Les concepts scientifiques les plus complexes, pour le commun des mortels, sont emprunts de poésie. Il ne s’agit pas seulement de contempler les étoiles et de penser à ce qui vie encore dans la mort, mais bien d’expérimenter la poésie et l’imaginaire. Tente de se représenter, de saisir du bout des synapses autant que des rêves ce dont il est exactement question peut être une torture tout autant qu’un délice, on peut lâcher prise et se laisser glisser dans un débordement littéraire, un vrai. Si le procédé ne tiendrait pas sur la longueur, il dépasse de loin les pages bouffies d’adjectifs sirupeux de nombreux livres dit « d’imaginaire » qui se croient obligés de surenchérir à chaque page, d’en faire des tonnes.
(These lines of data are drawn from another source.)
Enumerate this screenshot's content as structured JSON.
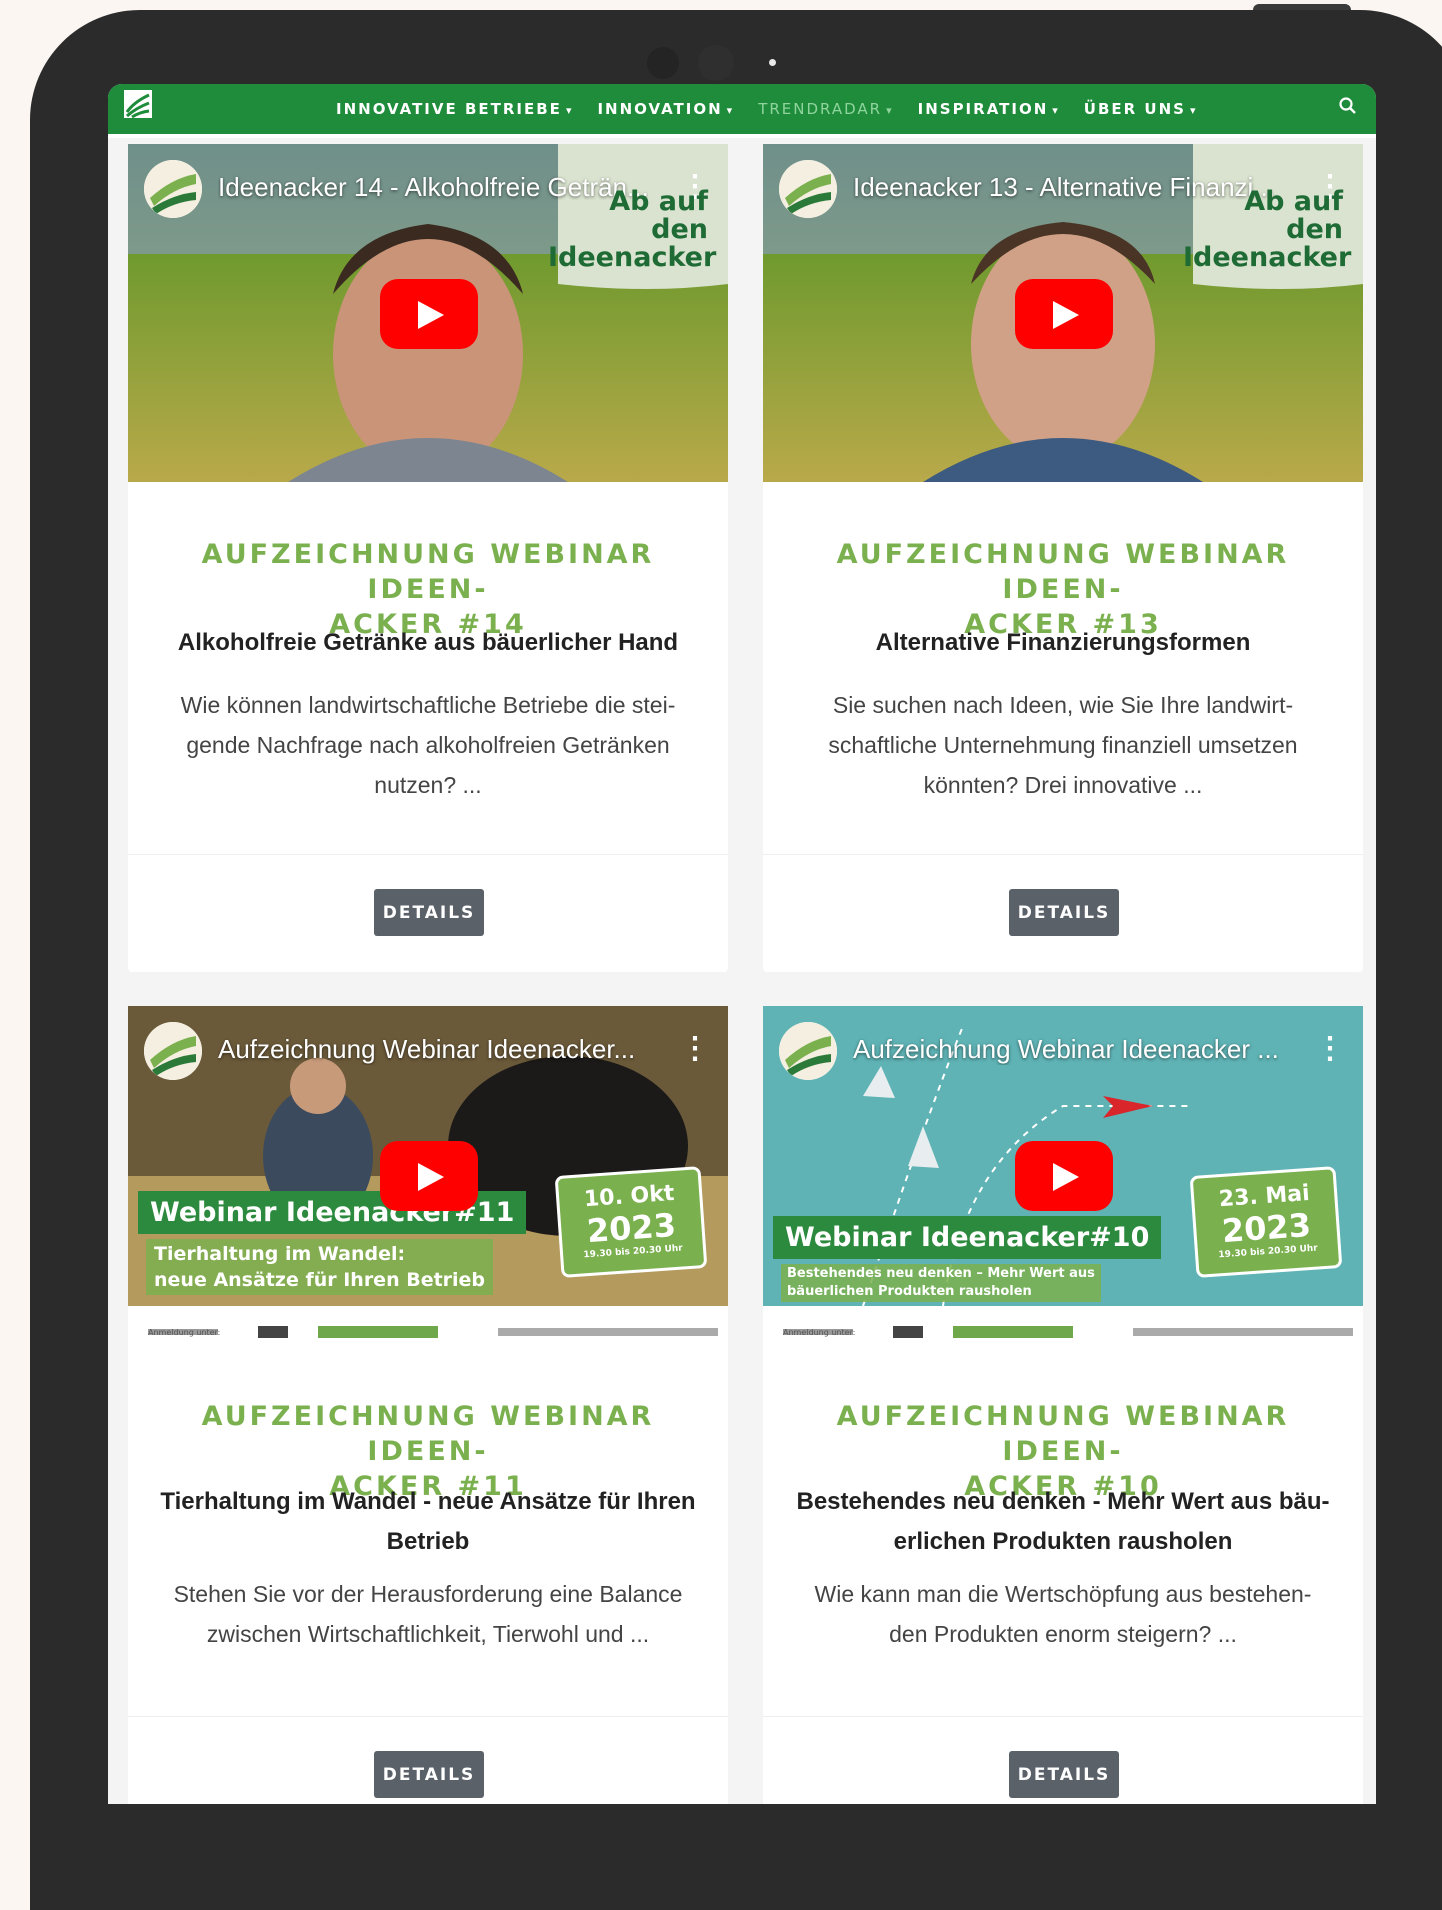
{
  "nav": {
    "items": [
      {
        "label": "INNOVATIVE BETRIEBE"
      },
      {
        "label": "INNOVATION"
      },
      {
        "label": "TRENDRADAR"
      },
      {
        "label": "INSPIRATION"
      },
      {
        "label": "ÜBER UNS"
      }
    ],
    "active_index": 2,
    "colors": {
      "nav_bg": "#1e8c3a",
      "active": "#8fd49d"
    }
  },
  "cards": [
    {
      "video_title": "Ideenacker 14 - Alkoholfreie Geträn...",
      "overlay_line1": "Ab auf den",
      "overlay_line2": "Ideenacker",
      "title_line1": "AUFZEICHNUNG WEBINAR IDEEN-",
      "title_line2": "ACKER #14",
      "subtitle": "Alkoholfreie Getränke aus bäuerlicher Hand",
      "text_line1": "Wie können landwirtschaftliche Betriebe die stei-",
      "text_line2": "gende Nachfrage nach alkoholfreien Getränken",
      "text_line3": "nutzen? ...",
      "button": "DETAILS"
    },
    {
      "video_title": "Ideenacker 13 - Alternative Finanzi...",
      "overlay_line1": "Ab auf den",
      "overlay_line2": "Ideenacker",
      "title_line1": "AUFZEICHNUNG WEBINAR IDEEN-",
      "title_line2": "ACKER #13",
      "subtitle": "Alternative Finanzierungsformen",
      "text_line1": "Sie suchen nach Ideen, wie Sie Ihre landwirt-",
      "text_line2": "schaftliche Unternehmung finanziell umsetzen",
      "text_line3": "könnten? Drei innovative ...",
      "button": "DETAILS"
    },
    {
      "video_title": "Aufzeichnung Webinar Ideenacker...",
      "banner": "Webinar Ideenacker#11",
      "banner_sub1": "Tierhaltung im Wandel:",
      "banner_sub2": "neue Ansätze für Ihren Betrieb",
      "date_day": "10. Okt",
      "date_year": "2023",
      "date_time": "19.30 bis 20.30 Uhr",
      "footer_label": "Anmeldung unter:",
      "title_line1": "AUFZEICHNUNG WEBINAR IDEEN-",
      "title_line2": "ACKER #11",
      "subtitle_line1": "Tierhaltung im Wandel - neue Ansätze für Ihren",
      "subtitle_line2": "Betrieb",
      "text_line1": "Stehen Sie vor der Herausforderung eine Balance",
      "text_line2": "zwischen Wirtschaftlichkeit, Tierwohl und ...",
      "button": "DETAILS"
    },
    {
      "video_title": "Aufzeichnung Webinar Ideenacker ...",
      "banner": "Webinar Ideenacker#10",
      "banner_sub1": "Bestehendes neu denken – Mehr Wert aus",
      "banner_sub2": "bäuerlichen Produkten rausholen",
      "date_day": "23. Mai",
      "date_year": "2023",
      "date_time": "19.30 bis 20.30 Uhr",
      "footer_label": "Anmeldung unter:",
      "title_line1": "AUFZEICHNUNG WEBINAR IDEEN-",
      "title_line2": "ACKER #10",
      "subtitle_line1": "Bestehendes neu denken - Mehr Wert aus bäu-",
      "subtitle_line2": "erlichen Produkten rausholen",
      "text_line1": "Wie kann man die Wertschöpfung aus bestehen-",
      "text_line2": "den Produkten enorm steigern? ...",
      "button": "DETAILS"
    }
  ],
  "icons": {
    "logo": "logo-icon",
    "search": "search-icon",
    "play": "play-icon",
    "menu": "kebab-menu-icon"
  }
}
Ainsi la maison du chat qui pelote de Balzac ou du Tolkien ou de pleins d’autres donnent un sens à la description et non une idée de la grandiloquences de l’auteur. Trop d’imaginaire superfétatoire nous est vendu au rayon « tout cuit, prémâché » de nos étales. Lire ces pages c’est renoué avec le choc littéraire, avec la poésie, avec l’incompréhension, avec le besoin physique et irrationnel de lire pour être chamboulé, pour ne plus être là.

Or, la nouvelle ne s’arrête pas là, loin de là, elle ne fait pas que convoquer le beau. Elle le bannie.
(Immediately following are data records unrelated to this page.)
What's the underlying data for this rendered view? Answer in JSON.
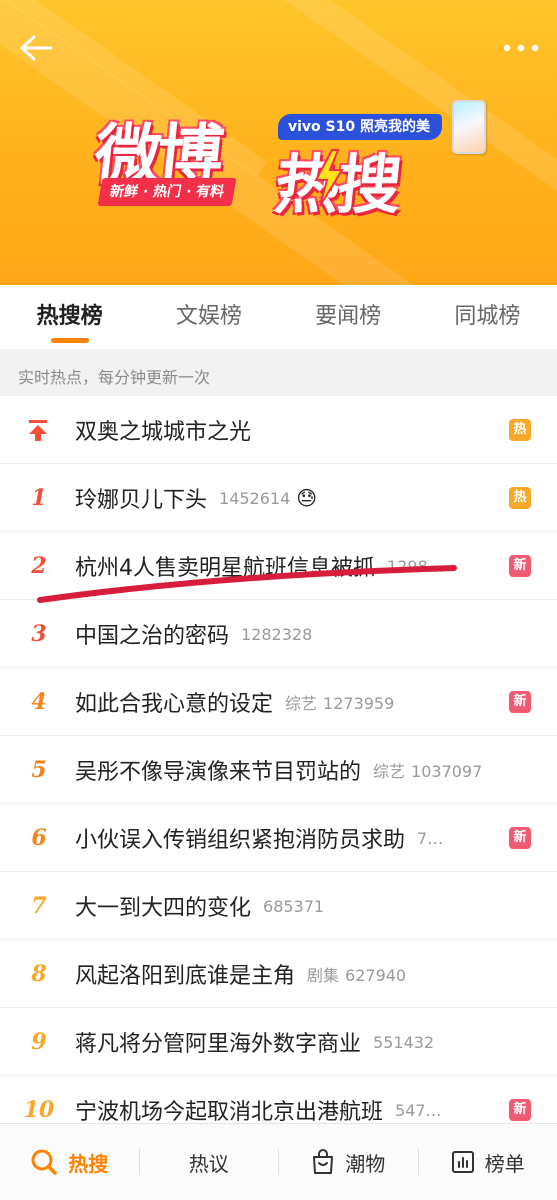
{
  "header": {
    "back_icon": "back-arrow-icon",
    "more_icon": "more-dots-icon",
    "logo_weibo": "微博",
    "logo_resou": "热搜",
    "logo_tagline": "新鲜 · 热门 · 有料",
    "sponsor": "vivo S10 照亮我的美"
  },
  "tabs": [
    {
      "label": "热搜榜",
      "active": true
    },
    {
      "label": "文娱榜",
      "active": false
    },
    {
      "label": "要闻榜",
      "active": false
    },
    {
      "label": "同城榜",
      "active": false
    }
  ],
  "subhead": "实时热点，每分钟更新一次",
  "items": [
    {
      "rank": "",
      "pinned": true,
      "title": "双奥之城城市之光",
      "category": "",
      "count": "",
      "emoji": "",
      "badge": "热"
    },
    {
      "rank": "1",
      "title": "玲娜贝儿下头",
      "category": "",
      "count": "1452614",
      "emoji": "😓",
      "badge": "热"
    },
    {
      "rank": "2",
      "title": "杭州4人售卖明星航班信息被抓",
      "category": "",
      "count": "1298…",
      "emoji": "",
      "badge": "新"
    },
    {
      "rank": "3",
      "title": "中国之治的密码",
      "category": "",
      "count": "1282328",
      "emoji": "",
      "badge": ""
    },
    {
      "rank": "4",
      "title": "如此合我心意的设定",
      "category": "综艺",
      "count": "1273959",
      "emoji": "",
      "badge": "新"
    },
    {
      "rank": "5",
      "title": "吴彤不像导演像来节目罚站的",
      "category": "综艺",
      "count": "1037097",
      "emoji": "",
      "badge": ""
    },
    {
      "rank": "6",
      "title": "小伙误入传销组织紧抱消防员求助",
      "category": "",
      "count": "7…",
      "emoji": "",
      "badge": "新"
    },
    {
      "rank": "7",
      "title": "大一到大四的变化",
      "category": "",
      "count": "685371",
      "emoji": "",
      "badge": ""
    },
    {
      "rank": "8",
      "title": "风起洛阳到底谁是主角",
      "category": "剧集",
      "count": "627940",
      "emoji": "",
      "badge": ""
    },
    {
      "rank": "9",
      "title": "蒋凡将分管阿里海外数字商业",
      "category": "",
      "count": "551432",
      "emoji": "",
      "badge": ""
    },
    {
      "rank": "10",
      "title": "宁波机场今起取消北京出港航班",
      "category": "",
      "count": "547…",
      "emoji": "",
      "badge": "新"
    }
  ],
  "bottom_nav": [
    {
      "label": "热搜",
      "icon": "search-icon",
      "active": true
    },
    {
      "label": "热议",
      "icon": "",
      "active": false
    },
    {
      "label": "潮物",
      "icon": "shopping-bag-icon",
      "active": false
    },
    {
      "label": "榜单",
      "icon": "chart-icon",
      "active": false
    }
  ],
  "colors": {
    "accent": "#ff8200",
    "rank_top": "#f24e3a",
    "badge_hot": "#f7a829",
    "badge_new": "#f25a72",
    "annotation": "#d61e3c"
  }
}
Voici l’un des plus beaux paradoxes littéraires de ces derniers temps. D’un côté l’auteur s’appuie sur la physique pour amener de la poésie, pour faire s’entrechoquer les mots et les sens, de l’autre les porteurs de ce flambeaux, les personnages, semblent figés dans leur science, bétonnés dans leur convictions ils emmerdent baudelaire et toute références historique, gnostiques, mystique, symbolique ou simplement littéraire.
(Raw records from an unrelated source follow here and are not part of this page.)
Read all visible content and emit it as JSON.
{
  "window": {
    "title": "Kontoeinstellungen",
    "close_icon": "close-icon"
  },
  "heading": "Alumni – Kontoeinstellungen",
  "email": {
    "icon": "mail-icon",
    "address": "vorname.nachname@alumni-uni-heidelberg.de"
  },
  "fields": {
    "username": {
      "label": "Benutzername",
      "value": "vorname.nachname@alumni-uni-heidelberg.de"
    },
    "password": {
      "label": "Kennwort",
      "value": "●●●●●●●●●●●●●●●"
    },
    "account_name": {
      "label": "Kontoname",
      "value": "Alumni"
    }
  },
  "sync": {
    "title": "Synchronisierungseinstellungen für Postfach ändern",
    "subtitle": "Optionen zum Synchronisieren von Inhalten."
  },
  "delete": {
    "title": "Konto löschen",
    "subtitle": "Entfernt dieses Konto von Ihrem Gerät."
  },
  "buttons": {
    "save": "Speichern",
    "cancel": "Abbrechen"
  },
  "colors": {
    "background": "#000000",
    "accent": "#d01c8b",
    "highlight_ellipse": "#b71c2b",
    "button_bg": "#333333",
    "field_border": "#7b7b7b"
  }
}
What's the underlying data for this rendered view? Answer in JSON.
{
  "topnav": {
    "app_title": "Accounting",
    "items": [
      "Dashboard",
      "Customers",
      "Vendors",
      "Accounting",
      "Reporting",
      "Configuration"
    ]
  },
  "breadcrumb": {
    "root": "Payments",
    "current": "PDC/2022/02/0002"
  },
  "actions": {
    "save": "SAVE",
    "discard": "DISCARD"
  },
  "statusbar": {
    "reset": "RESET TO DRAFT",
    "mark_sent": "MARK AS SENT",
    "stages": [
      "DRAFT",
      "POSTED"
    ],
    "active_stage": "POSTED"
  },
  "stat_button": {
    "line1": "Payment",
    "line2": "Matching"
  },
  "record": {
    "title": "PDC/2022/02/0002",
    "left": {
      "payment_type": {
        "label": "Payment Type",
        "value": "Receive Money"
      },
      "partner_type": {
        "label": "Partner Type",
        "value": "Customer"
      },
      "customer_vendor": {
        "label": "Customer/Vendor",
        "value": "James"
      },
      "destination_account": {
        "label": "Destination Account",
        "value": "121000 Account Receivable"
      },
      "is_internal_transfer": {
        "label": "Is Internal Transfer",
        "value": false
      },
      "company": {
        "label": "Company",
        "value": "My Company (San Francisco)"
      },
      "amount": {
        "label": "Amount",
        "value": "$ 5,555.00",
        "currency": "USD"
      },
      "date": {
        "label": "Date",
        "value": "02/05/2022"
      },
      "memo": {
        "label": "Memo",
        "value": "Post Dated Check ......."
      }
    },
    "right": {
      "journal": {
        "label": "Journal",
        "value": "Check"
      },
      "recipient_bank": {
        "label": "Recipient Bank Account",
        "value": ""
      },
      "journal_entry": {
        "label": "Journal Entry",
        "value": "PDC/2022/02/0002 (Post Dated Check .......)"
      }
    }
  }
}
Quand surgit la figure tutélaire et démente d’un Prospéro voulant à tout prix conter cela, voulant s’emparer du réel pour en faire un mythe. Il est aussitôt rebuter, toquer en touche. Ce qui est compréhensible tant son entreprise est dénuée de magie, de beauté, d’attente mais tout au contraire pleine de mensonges et de certitude. L’oralité vit alors pour son propre but, pour sa gloire, elle ne cherche pas à se vêtir d’habits changeants à prendre le risque de l’oubli ou de la légende, mais à modifier le réel à sa convenance, le magicien (prospéro étant le magicien de la tempête de Shakespeare) n’est qu’un fantoche.

Les pôles sont inversés, celui qui doit protéger, qui doit travestir le réel au nom du beau et du vrai, se voit couvert d’un manteau de gloire, d’une auréole mystificatrice, alors que ceux qui permettent le choc esthétique, qui éveillent les consciences sont inconscients de ce rôle et vouent aux gémonies toutes références à autres choses qu’à une science d’acier.
Un paradoxe qui met mal à l’aise le lecteur que je suis. Un paradoxe comme métaphore du trou noir.
Un paradoxe où se fige la figure de Cordellia réminiscence, là encore shakespearienne, d’une reine de Bretagne légendaire prêt à se suicider plutôt qu’à subir les outrages de l’enfermement. Figure emblématique d’une humanité nichée là où on ne l’attend pas.

Un récit qui essouffle autant qu’il interroge, qui prouve qu’Egan à les moyens de ses ambitions à grande échelle.